Keys that always stay local (never sent to NextPVR)

Key What it does
Blue, long-press Toggle panscan (zoom to fill screen)
Alt+F4 Exit yauiclient
F11 or Alt+Enter Toggle fullscreen / windowed
Alt+S Save the current window position/size/monitor to your profile (see dedicated section below)
Alt+H Show/hide the window's title bar

Single-letter shortcuts (only active while a video is playing)

On top of the colour-button equivalents above, these plain letter keys are wired directly to the player and only do anything while a video is actually playing. They're handy if you're at a keyboard rather than a remote, and like the colour buttons, they never reach NextPVR:

Key What it does
B Volume up
V Volume down
M Mute
D Toggle deinterlacing
G Cycle subtitles
Y Cycle audio track
I Toggle the on-screen video stats overlay
A Cycle aspect ratio
P Toggle panscan (zoom to fill screen)

D/G/Y/A/P duplicate what the Yellow/Red/Green/Blue/long-press-Blue remote buttons do during playback — they're just keyboard-friendly alternates to the same functions, so use whichever is convenient.
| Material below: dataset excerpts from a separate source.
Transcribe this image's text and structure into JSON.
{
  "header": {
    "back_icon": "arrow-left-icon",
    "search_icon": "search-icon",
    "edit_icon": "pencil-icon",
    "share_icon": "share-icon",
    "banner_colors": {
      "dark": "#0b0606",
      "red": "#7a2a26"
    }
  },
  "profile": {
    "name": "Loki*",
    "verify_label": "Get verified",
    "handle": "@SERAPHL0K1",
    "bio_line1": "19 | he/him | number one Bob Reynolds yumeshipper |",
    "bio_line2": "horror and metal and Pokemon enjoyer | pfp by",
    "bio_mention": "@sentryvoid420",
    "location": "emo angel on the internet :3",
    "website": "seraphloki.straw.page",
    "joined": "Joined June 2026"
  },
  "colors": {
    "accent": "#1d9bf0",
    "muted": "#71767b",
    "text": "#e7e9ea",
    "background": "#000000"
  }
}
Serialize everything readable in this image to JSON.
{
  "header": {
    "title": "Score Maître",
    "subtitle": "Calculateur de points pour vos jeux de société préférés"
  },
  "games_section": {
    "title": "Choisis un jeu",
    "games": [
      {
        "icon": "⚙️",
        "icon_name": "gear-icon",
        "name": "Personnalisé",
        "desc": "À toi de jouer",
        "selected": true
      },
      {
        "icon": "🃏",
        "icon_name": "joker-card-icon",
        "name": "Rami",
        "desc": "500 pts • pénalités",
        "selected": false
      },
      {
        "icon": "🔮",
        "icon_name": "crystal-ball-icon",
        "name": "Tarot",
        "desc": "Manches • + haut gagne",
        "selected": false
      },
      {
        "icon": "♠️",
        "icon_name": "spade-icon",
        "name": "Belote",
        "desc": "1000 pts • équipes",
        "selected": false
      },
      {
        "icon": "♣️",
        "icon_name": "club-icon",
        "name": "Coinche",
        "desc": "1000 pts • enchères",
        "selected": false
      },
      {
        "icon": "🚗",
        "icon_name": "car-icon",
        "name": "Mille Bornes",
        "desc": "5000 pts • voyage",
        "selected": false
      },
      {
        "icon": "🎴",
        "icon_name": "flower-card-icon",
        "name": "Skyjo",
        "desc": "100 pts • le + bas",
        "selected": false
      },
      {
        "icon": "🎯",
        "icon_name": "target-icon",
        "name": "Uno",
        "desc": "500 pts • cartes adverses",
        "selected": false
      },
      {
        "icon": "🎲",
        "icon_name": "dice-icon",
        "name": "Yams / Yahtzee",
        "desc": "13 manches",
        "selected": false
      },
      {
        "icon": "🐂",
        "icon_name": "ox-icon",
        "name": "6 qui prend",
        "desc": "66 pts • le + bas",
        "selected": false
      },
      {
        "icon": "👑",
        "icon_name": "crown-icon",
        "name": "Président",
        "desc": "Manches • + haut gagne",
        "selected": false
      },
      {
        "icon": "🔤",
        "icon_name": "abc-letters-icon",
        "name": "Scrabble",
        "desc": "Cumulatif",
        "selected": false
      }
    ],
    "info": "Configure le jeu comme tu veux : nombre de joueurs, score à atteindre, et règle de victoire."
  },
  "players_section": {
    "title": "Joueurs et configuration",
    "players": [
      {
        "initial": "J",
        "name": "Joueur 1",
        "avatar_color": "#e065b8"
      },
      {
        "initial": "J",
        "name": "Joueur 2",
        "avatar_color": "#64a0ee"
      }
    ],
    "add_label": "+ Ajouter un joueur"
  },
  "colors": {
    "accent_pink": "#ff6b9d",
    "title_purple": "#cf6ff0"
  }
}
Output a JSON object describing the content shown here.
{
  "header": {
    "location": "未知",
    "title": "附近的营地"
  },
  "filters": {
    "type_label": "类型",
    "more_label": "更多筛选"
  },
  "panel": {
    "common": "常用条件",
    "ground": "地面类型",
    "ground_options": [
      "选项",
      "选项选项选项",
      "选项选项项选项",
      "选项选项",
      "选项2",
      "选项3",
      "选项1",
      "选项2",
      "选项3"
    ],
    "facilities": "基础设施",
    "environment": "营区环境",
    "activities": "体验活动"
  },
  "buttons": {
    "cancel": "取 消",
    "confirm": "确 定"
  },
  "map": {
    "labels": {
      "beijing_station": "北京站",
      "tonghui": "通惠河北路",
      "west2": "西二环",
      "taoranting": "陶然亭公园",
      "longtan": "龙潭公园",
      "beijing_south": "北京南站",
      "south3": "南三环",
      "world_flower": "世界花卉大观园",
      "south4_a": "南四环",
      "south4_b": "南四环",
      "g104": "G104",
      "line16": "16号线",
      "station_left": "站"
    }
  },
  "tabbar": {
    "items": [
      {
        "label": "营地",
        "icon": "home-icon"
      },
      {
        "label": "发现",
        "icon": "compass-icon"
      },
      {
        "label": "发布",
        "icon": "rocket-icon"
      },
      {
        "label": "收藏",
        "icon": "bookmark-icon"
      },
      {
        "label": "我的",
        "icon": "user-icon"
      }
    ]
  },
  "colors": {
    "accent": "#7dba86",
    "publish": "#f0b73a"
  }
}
Keys that are local while a video is playing, but go to NextPVR otherwise

A handful of buttons serve double duty depending on context — sent to NextPVR while you're browsing menus, but handled directly by yauiclient (faster, no round-trip) while video is actually playing:

Key While browsing NextPVR While video is playing
Red Sent to NextPVR (Alt+R) Cycle subtitles
Green Sent to NextPVR (Alt+G) Cycle audio track
Yellow Sent to NextPVR (Alt+Y) Toggle deinterlacing
Blue Sent to NextPVR (Alt+B) Cycle aspect ratio
Info Sent to NextPVR (Ctrl+I, show info) Toggle the on-screen stats overlay locally

While the scrub-thumbnail strip is on screen (after pressing Left/Right during playback), Left/Right/Enter/Escape and the skip keys are all captured locally to navigate and select a thumbnail, rather than going to the server; pressing a number key closes the strip and continues on to NextPVR as normal.

Path substitution

Normally UI client uses http for file playback. If yauiclient can access a media file via the filesystem the filesystem wil be used. On localhost this will be automatic. On remote clients if recordings are created with a UNC or have matching drive letters, the file system will also be used. If they client aren't mapped the same, manual mapping is needed by adding a path substitution block to yauiclient.json. Here is an example from Linux to a Windows setup with SMB file sharing.

    "pathsubstitution": {
        "substitute": [
            {
                "from": "/media/recordings/",
                "to": "K:/"
            },
            {
                "from": "/home/martin/recordings/",
                "to": "//172.16.105/recordings/"
            }
        ]
    },

Everything else

All remaining keys — navigation (arrows, Page Up/Down, Home, Escape, Enter), playback transport (Play, Pause, Stop, Record, Rewind, Fast Forward, Skip), channel changing, audio/subtitle selection, teletext, PIP, and the number keys — are sent to NextPVR using the same Ctrl-based shortcuts as NextPVR's own keyboard control scheme, so yauiclient behaves consistently with the rest of the NextPVR ecosystem. For the full list of those shortcuts, see the NextPVR Keyboard Reference.